What’s that saying, “When it rains, it pours”? Long story short, this patient had it piling on and crashing down around her. The medication that had been keeping her cancer at bay for the last 13 years was no longer working; she was currently in the hospital with heart issues and would need to have surgery to correct whatever was going on; she was worried about money and her kids and her cancer growing while figuring out what came next. I would have been yelling at someone’s voicemail too.
Sometimes it feels like it is one thing after another; we’ve been dealt a bad hand; and we’re drowning in decisions and doubt and details we have no control over. Maybe we find it hard to rise above, and the anger starts festering and growing and before we know it, it’s bleeding into parts of our lives that can’t afford to be infected. All of us just want to be happy, and we want a life that feels valuable. Is that too much to ask? But how can move past the anger to find and embrace a meaningful life?
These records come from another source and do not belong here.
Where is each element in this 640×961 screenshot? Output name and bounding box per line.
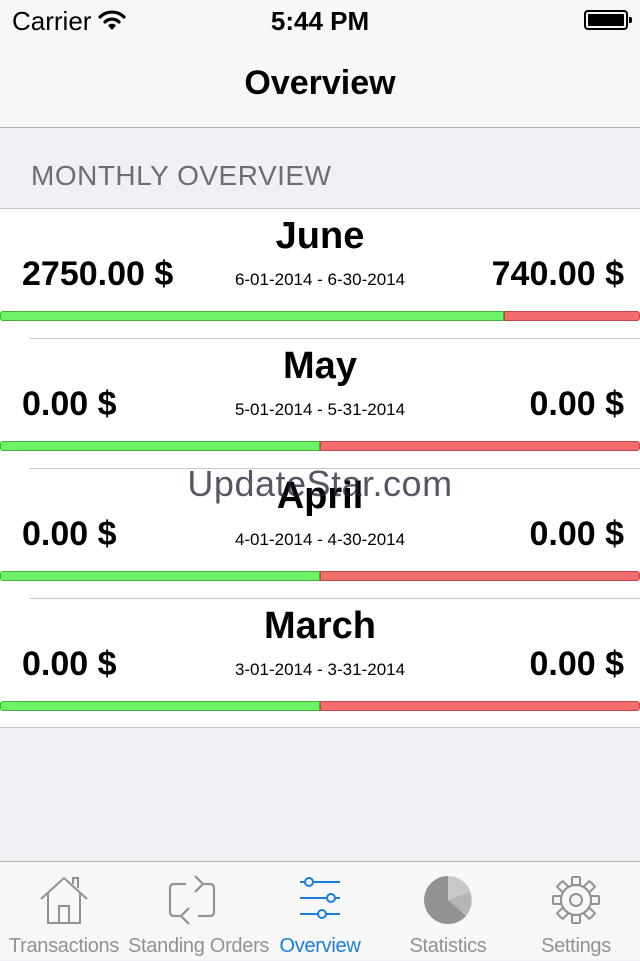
month-name: May <box>283 345 357 387</box>
income-bar <box>0 441 320 451</box>
expense-amount: 0.00 $ <box>529 515 624 553</box>
repeat-icon <box>168 875 216 925</box>
page-title: Overview <box>244 64 396 102</box>
tab-standing-orders[interactable]: Standing Orders <box>128 862 270 961</box>
income-expense-bar <box>0 441 640 451</box>
income-bar <box>0 571 320 581</box>
income-expense-bar <box>0 571 640 581</box>
expense-amount: 740.00 $ <box>491 255 624 293</box>
expense-amount: 0.00 $ <box>529 645 624 683</box>
month-row-march[interactable]: March 0.00 $ 3-01-2014 - 3-31-2014 0.00 … <box>0 599 640 729</box>
pie-chart-icon <box>424 876 472 924</box>
house-icon <box>40 877 88 924</box>
month-row-june[interactable]: June 2750.00 $ 6-01-2014 - 6-30-2014 740… <box>0 209 640 339</box>
tab-label: Transactions <box>8 935 120 957</box>
battery-icon <box>584 10 632 30</box>
income-expense-bar <box>0 311 640 321</box>
tab-transactions[interactable]: Transactions <box>0 862 128 961</box>
tab-statistics[interactable]: Statistics <box>384 862 512 961</box>
tab-bar: Transactions Standing Orders Overview St… <box>0 861 640 960</box>
tab-label: Overview <box>279 935 361 957</box>
tab-overview[interactable]: Overview <box>256 862 384 961</box>
clock-label: 5:44 PM <box>270 6 370 36</box>
navigation-bar: Overview <box>0 40 640 128</box>
expense-amount: 0.00 $ <box>529 385 624 423</box>
tab-label: Standing Orders <box>128 935 270 957</box>
income-bar <box>0 311 504 321</box>
income-bar <box>0 701 320 711</box>
status-bar: Carrier 5:44 PM <box>0 0 640 40</box>
month-row-may[interactable]: May 0.00 $ 5-01-2014 - 5-31-2014 0.00 $ <box>0 339 640 469</box>
expense-bar <box>320 701 640 711</box>
month-name: June <box>275 215 365 257</box>
month-name: March <box>264 605 376 647</box>
tab-settings[interactable]: Settings <box>512 862 640 961</box>
tab-label: Settings <box>541 935 611 957</box>
income-expense-bar <box>0 701 640 711</box>
sliders-icon <box>300 877 340 919</box>
section-header: MONTHLY OVERVIEW <box>31 160 332 191</box>
expense-bar <box>504 311 640 321</box>
watermark: UpdateStar.com <box>187 463 453 504</box>
gear-icon <box>552 876 600 924</box>
tab-label: Statistics <box>409 935 487 957</box>
expense-bar <box>320 441 640 451</box>
expense-bar <box>320 571 640 581</box>
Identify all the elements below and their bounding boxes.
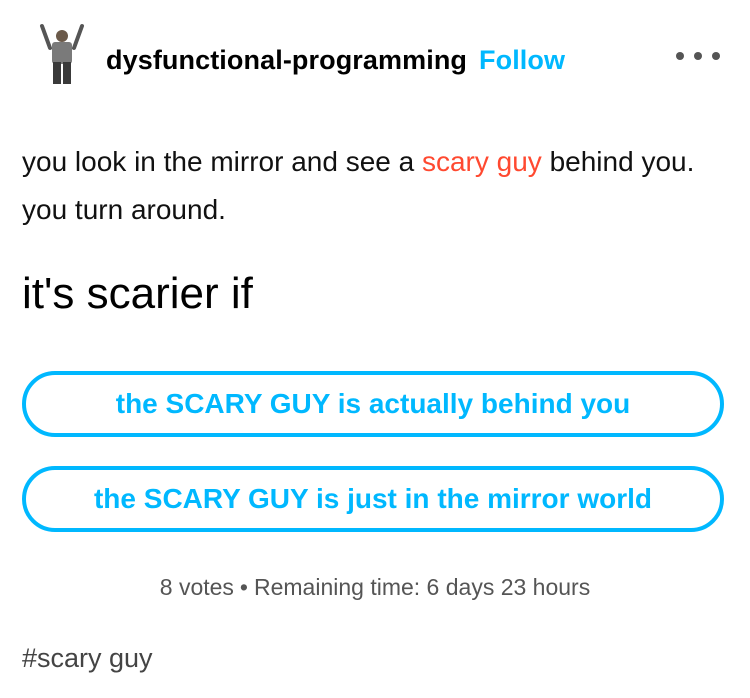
poll-stats: 8 votes • Remaining time: 6 days 23 hours — [0, 574, 750, 601]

First of all, don’t ignore it or pretend you aren’t angry. You are, and it’s fine. Anger is an emotion and it deserves space like all emotions. Because here is the thing, you can’t let go or “get over” something you don’t believe exists.
Next, you have to get to a point where you are willing to let go of the anger. I know for me, feeling angry gives me a sense of control. I can use anger to control distance in my relationships to avoid vulnerability. I use anger to self-soothe and justify extreme actions that may not be helpful. Being willing to surrender the anger can lead to a sense of losing control, so having a safe place to vent is key. Whether it is physically finding a place to release the anger, writing everything down, or paying someone to listen to you vent (this is also known as therapy)—find what works for you.
Research does show that we cannot be angry and grateful at the exact same time, so start a gratitude practice. It’s called practice because it may not come naturally, and it will take time and consistency to feel a change and it may feel a little cheesy sometimes. Here a few ways to start a gratitude practice.
- Gratitude Journal-This is easy and personal (and there is no one to answer to but yourself). Commit to writing 10 things you’re grateful every day for 1 month straight then go from there.
- Social Media Gratitude Journal-We all love to talk about ourselves and show the highlight reel of our lives on social media, so incorporate this into the gratitude practice. Tell all your friends of your intentions and post your successes. I guarantee this will keep you more accountable.
- Guided Gratitude-Because I am a glass half empty kind of gal, I sometimes find it hard to get motivated to appreciate the small things. What has helped me most is relying on guided mediations and gratitude practices. I just look up gratitude meditations on youtube.com and pick one of the many. Start with a 5 minute meditation first thing in the morning, and see if it makes a difference in your day.
Lastly, know that anger isn’t a bad thing. It prepares that fight response in our bodies, and that can be used for good. We need that push so we can battle injustices, fight cancer, and/or champion for ourselves. So skim a little anger off the top to drive those worthy battles and let the rest go little by little.